I. Signor Lanfranco, poichè siete tanto sapiente, vi prego di venirmi in aiuto. Io amo una donna, in cui siede valore, ed ella ama me, come ben me ne sono avveduto. A chi darò, secondo il vostro parere, la dote di una fina beltà, e non siate giudice parziale: a lei, che amo, o me ne starò io stesso contento, poichè Dio mi ha dato facoltà di fare siffatto dono?
II. Amico Simone, io dò volentieri consigli a tutti gli amanti pel fatto ch'io stesso amo con cuore leale, e d'altro canto, non debbo rifiutarvi il mio aiuto, perchè ho affetto e benevolenza per voi. Per questo vi consiglio di dare la dote di piacere e della bellezza alla vostra donna. Su ciò non vi può essere discussione, poichè non vi reputerei amante, se non amaste molto più la vostra donna che voi stesso.
III. Signor Lanfranco, il vostro consiglio mi piacerebbe bene, se non mi tenesse sospeso il timore; ch'io ho paura che [una volta conseguita la dote della bellezza], ella si volga ad altri e cambi con me i suoi bei modi. Quando la bellezza s'è congiunta al valore, ne nasce orgoglio, che diminuisce a sua volta la benevolenza. Ond'io, la bellezza, voglio tenerla per me, chè il concedere un tal dono mi sarebbe gravoso, qualora mi procurasse ragione di dolore.
IV. Se la vostra donna, in premio del piacere che le avete fatto, vi togliesse la sua onorevole simpatia e il bene del suo amore, il vostro affetto e il vostro pensiero, amico Simone, si sarebbero rivolti a una donna immeritevole. Ond'io vi consiglio a non aver timore, poichè, avendo essa valore e intelligenza, pensate quale guiderdone ne avrete, se, grazie a voi, essa ottiene un sì grande vantaggio.

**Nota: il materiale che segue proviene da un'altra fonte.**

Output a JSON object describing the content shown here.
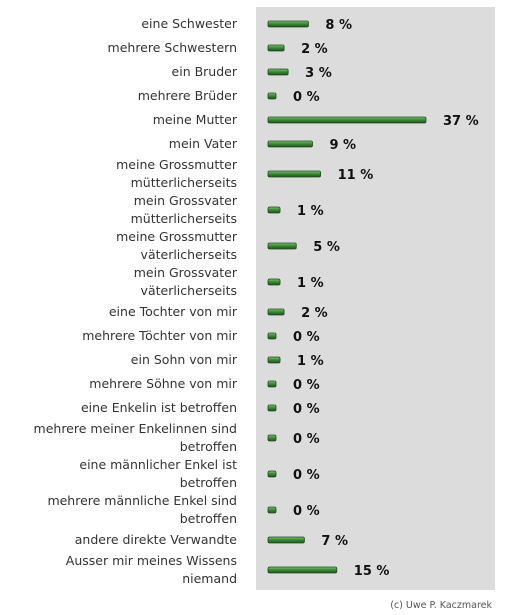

V. Signor Lanfranco, questo discorso, che mi andate facendo, mi cagiona turbamento e dolore. Io ho udito che chi consiglia altri deve avere fior di senno; ond'io sono timoroso, perchè non si può, se non riposando soltanto sulla buona fede, essere certi del pensiero e delle intenzioni altrui. Per quanto riguarda me, so bene che, qualunque vantaggio ne avessi, non mi mostrerei immemore verso colui che me l'ha procurato.
VI. Amico Simone, ben si vede che siete ondeggiante, perchè non avete il cuore del vero amante; che se l'amore vi turbasse sul serio, non vi uscirebbero dalla bocca parole diffidenti. Ah, come avete potuto dire una sì grande sconvenienza, che una donna virtuosa possa fallire? Qui appunto mostrate che non l'amate; ma essa non lo saprà da me.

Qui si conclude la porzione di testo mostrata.